Se trata sin duda de una propuesta muy beneficiosa y plausible, que permitiría estimular la inversión privada en el campo cultural, ya que las personas o empresas que apoyen financieramente estas actividades, sea como donaciones o patrocinios, podrán deducirlo como gasto para el pago del impuesto a la renta.

Este tipo de incentivos tributarios se dan con éxito en varios países, como los Estados Unidos, Brasil y Chile en nuestro continente, y de manera parcial en Argentina, Colombia, México y Uruguay. En el Perú, hasta inicios de la década del 90 del siglo pasado, estuvo vigente un régimen de exoneraciones tributarias para quienes invertían en cultura, pero vacíos en las normas, que favorecieron un uso no siempre transparente y efectivo de la misma, además de la ortodoxia económica del MEF, que bloqueaba cualquier tipo de derivación fiscal, la llevaron a su desprestigio y posterior derogación.

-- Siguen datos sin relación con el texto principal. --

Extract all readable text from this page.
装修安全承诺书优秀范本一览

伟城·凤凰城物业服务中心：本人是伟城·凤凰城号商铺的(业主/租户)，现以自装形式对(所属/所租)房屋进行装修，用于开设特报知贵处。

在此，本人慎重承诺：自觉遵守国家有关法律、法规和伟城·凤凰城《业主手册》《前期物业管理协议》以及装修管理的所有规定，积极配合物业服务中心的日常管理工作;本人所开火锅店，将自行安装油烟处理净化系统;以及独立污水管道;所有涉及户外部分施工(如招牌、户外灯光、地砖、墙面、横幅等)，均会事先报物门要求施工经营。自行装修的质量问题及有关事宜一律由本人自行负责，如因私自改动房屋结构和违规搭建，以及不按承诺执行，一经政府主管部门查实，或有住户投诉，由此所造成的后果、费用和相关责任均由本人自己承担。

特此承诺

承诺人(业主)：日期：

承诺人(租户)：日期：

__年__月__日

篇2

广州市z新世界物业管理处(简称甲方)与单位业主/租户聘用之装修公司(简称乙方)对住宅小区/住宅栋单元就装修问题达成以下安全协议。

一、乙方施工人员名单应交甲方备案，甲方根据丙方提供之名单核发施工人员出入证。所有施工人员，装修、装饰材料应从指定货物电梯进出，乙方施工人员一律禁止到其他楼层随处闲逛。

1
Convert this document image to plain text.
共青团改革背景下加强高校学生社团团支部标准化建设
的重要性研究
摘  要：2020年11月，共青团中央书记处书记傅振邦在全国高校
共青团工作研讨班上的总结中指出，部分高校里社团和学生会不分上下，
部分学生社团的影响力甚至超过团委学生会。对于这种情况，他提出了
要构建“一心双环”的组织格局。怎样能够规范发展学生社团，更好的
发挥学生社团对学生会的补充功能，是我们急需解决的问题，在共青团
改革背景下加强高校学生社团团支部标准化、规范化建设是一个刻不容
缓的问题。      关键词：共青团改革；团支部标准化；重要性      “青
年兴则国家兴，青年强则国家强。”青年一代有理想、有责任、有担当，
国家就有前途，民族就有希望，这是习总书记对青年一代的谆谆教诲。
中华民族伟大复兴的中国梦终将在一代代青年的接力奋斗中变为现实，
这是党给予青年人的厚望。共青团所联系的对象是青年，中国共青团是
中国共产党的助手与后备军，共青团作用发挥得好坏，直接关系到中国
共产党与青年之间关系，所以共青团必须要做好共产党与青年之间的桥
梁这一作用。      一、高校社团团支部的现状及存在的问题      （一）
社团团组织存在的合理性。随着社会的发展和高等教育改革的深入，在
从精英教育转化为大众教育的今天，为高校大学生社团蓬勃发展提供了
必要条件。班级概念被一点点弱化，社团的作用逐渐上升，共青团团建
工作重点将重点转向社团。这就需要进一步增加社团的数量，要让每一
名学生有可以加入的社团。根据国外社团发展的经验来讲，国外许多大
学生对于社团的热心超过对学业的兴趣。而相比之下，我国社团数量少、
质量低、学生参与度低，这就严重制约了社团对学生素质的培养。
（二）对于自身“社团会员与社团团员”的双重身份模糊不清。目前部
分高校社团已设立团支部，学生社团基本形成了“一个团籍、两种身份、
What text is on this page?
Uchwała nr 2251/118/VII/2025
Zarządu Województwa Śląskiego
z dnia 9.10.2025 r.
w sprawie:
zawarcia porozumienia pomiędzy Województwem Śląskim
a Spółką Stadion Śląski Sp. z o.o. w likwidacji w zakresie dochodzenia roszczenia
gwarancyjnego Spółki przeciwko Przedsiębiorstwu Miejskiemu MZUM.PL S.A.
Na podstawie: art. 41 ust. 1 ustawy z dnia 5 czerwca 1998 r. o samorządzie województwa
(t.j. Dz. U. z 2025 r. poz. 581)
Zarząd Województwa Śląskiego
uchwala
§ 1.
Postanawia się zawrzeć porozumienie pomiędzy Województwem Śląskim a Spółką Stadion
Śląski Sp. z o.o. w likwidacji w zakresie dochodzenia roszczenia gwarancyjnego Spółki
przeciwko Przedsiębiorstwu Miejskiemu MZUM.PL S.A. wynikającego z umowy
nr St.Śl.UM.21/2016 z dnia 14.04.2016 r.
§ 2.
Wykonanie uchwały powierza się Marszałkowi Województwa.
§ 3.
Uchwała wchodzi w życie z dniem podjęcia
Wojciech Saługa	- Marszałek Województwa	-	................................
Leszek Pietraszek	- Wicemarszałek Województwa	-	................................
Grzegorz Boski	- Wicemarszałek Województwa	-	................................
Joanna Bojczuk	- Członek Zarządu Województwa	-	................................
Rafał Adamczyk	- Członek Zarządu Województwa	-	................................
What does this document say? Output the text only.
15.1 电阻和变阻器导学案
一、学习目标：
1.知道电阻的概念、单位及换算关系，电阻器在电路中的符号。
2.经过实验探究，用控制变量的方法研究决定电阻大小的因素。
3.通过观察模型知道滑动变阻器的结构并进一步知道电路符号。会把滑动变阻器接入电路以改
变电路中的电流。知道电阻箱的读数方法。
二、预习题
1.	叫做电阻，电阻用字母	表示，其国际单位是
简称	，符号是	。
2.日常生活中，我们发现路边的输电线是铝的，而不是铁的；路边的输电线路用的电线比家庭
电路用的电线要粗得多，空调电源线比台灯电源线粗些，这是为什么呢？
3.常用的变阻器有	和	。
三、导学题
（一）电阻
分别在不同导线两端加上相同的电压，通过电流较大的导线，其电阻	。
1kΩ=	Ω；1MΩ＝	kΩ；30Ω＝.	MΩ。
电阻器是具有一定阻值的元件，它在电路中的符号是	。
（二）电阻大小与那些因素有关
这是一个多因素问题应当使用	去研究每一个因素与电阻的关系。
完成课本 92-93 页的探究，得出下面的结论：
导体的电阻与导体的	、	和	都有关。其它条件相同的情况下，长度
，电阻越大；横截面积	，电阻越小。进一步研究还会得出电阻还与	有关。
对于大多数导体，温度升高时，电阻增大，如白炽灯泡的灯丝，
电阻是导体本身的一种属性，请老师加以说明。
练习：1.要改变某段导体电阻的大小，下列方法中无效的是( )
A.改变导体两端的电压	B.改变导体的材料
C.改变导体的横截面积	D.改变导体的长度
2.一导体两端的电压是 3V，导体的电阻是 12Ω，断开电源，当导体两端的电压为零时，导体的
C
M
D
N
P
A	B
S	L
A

El proyecto de la congresista aspira a no repetir el pasado y para ello propone que los beneficiarios del mecenazgo cultural sean “entidades públicas y privadas sin fines de lucro que presenten un proyecto o actividad cultural que sean de interés general”. ¿Pero la intermediación de estas instituciones “sin fines de lucro” será suficiente garantía de un uso adecuado y democrático de los recursos privados? Ciertamente que no, y por ello la necesidad de legislar con precisión los alcances y compromisos que esta disposición comporta, porque a fin de cuentas estamos hablando, aunque de manera indirecta, de dinero de destino público.

Otro riesgo en el proyecto es la concentración de la inversión en expresiones artísticas y culturales “mediáticas”, y en zonas de alta densidad poblacional, en detrimento de sectores más pobres o menos “relacionados” que otros. En ese sentido, y para evitar cualquier tipo de elitismo que pueda distorsionar la medida, sería conveniente que la norma contemple que las producciones y actividades descentralizadas, así como las que corresponden a nuevos talentos y promotores, puedan tener un trato preferente en cuanto a los beneficios tributarios de las donaciones y patrocinios que reciban.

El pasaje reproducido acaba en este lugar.